The use rates range from 12 to 20 ounces per acre depending on soil type (see label). Research has shown excellent activity at the rate of 14 ounces product per acre, which provides an equivalent rate of 5 ounces per acre metribuzin. Higher rates may be needed for applications occurring greater than 30 days before planting.

The herbicide label should be consulted for listing of metribuzin-sensitive soybean varieties.

• Canopy EX (soybeans): Canopy EX combines the active ingredient chlorimuron ethyl (Classic herbicide) and tribenuron methyl (Express herbicide, or the “Extra” portion of Harmony Extra herbicide).

It offers enhanced burndown and residual control of winter weeds such as henbit. It also demonstrates good activity on pigweed and smartweed and provides suppression of annual grasses, annual morningglory, and prickly sida.

The use rates range from 1.1 to 3.3 ounces per acre. When using rates ranging from 1.1 to 2.2 ounces per acre, a preplant interval of seven days is required prior to planting soybean. Rates greater than 2.2 ounces per acre require 14 days as a preplant interval.

Higher rates should be used when making applications greater than 30 days prior to planting.

Care should be used when applying Canopy EX on soils with a pH greater than 7.5 because the Classic portion may “carry over” and injure crops planted the following year.

A 2 ounce-per-acre rate of Canopy EX contains 1.9 ounces per acre of Classic.

Always follow label directions.

• Envive (soybeans): Envive combines the active ingredients of chlorimuron ethyl (Classic herbicide), thifensulfuron methyl (Harmony GT herbicide), and flumioxazin (Valor herbicide) in one pre-mix product.

Envive offers the advantage of two independent modes of action, which can aid in weed resistance management. It offers enhanced burndown activity and residual control of numerous winter weeds including henbit.

This product expresses strong efficacy on pigweed, morningglory, sicklepod, prickly sida (teaweed), smartweed, and hophornbeam copperleaf while suppressing annual grasses.

Use rates range from 2.5 to 5.3 ounces per acre. It can be applied up to three days after planting. Like Canopy EX, higher rates of Envive may “carry over” when applied to soils with a pH of 7.5 or greater and injure crops planted the following year due to the Classic portion of the herbicide.

If a producer wishes to apply Envive on a high pH soil, then Enlite at 2.8 ounces per acre may be an option. Enlite combines the same active ingredients as Envive except the Classic portion is less. Enlite provides similar performance against the weed spectrum previously listed for Envive.

• Sharpen (soybeans and cotton): Sharpen contains the active ingredient saflufenacil. It offers burndown activity and residual control of winter weeds.

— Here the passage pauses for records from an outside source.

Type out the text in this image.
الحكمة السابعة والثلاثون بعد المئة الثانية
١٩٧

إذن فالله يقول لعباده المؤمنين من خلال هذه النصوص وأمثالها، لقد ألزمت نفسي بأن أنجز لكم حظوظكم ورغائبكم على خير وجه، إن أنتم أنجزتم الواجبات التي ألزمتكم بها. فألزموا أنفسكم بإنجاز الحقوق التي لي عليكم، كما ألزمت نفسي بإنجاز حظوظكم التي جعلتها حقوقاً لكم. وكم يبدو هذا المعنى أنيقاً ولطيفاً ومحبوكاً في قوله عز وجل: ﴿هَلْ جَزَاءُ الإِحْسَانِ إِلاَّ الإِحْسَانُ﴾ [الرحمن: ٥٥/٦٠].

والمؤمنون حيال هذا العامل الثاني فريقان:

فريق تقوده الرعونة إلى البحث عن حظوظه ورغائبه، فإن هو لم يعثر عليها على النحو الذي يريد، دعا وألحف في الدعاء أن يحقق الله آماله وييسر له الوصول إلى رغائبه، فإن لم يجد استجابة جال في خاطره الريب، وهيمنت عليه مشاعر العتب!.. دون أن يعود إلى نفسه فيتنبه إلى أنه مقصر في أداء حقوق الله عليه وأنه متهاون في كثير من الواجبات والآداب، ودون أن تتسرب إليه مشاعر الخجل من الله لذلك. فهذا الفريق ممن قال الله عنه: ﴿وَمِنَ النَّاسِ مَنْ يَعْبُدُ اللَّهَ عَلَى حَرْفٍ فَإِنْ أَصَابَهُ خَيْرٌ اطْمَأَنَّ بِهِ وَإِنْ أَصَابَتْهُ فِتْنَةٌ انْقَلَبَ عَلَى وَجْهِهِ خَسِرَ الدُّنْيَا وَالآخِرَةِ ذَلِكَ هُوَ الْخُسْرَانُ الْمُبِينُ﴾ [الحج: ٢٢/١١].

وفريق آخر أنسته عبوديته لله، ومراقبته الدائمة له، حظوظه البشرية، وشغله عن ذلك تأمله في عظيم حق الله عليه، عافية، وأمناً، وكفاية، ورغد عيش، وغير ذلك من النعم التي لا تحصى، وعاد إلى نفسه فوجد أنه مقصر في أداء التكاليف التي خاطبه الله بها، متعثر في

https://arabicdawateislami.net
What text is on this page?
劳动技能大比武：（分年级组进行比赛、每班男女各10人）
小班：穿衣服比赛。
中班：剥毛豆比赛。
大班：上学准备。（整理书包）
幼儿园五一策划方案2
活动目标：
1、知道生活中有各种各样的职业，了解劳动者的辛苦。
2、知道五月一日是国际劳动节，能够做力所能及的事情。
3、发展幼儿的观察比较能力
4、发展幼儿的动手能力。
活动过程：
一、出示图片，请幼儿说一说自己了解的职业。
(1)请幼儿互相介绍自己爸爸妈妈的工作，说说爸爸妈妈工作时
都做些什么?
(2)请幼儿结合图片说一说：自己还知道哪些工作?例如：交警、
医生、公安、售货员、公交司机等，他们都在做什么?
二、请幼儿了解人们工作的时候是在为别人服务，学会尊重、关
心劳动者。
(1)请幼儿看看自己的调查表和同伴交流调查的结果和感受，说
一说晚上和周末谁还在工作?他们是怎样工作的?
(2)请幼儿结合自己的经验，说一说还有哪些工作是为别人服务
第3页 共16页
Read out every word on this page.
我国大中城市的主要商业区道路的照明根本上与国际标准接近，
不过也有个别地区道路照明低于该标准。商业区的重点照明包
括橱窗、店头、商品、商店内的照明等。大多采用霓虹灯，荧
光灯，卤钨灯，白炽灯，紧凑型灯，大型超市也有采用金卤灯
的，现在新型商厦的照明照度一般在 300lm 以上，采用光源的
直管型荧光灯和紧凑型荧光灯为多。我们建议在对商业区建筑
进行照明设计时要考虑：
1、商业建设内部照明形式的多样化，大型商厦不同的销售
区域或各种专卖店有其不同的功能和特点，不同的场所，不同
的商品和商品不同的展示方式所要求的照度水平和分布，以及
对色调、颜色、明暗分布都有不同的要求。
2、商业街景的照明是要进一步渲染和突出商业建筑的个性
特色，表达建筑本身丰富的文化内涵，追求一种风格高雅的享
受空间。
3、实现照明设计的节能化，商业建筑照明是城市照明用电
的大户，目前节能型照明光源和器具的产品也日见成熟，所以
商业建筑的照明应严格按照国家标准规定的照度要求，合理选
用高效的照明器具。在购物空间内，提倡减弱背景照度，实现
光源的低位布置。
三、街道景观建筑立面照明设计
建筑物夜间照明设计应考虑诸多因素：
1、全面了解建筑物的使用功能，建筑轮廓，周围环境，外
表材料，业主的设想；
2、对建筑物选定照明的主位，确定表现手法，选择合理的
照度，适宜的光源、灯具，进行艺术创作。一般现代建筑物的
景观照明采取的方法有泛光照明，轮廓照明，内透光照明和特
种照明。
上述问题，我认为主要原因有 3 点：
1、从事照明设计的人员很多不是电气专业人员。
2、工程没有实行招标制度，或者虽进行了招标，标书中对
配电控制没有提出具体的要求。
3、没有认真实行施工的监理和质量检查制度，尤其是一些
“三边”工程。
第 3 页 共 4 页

This product shows good activity on pigweed, morningglory, and prickly sida (teaweed).

Use rate in cotton and soybean is 1 ounce per acre. At least 42 days and 1 inch of rainfall of irrigation must occur prior to plating of cotton following an application of Sharpen.

Soybeans can be planted immediately after application except on coarse soils with organic matter < 2 percent, where a 30-day application interval must be followed.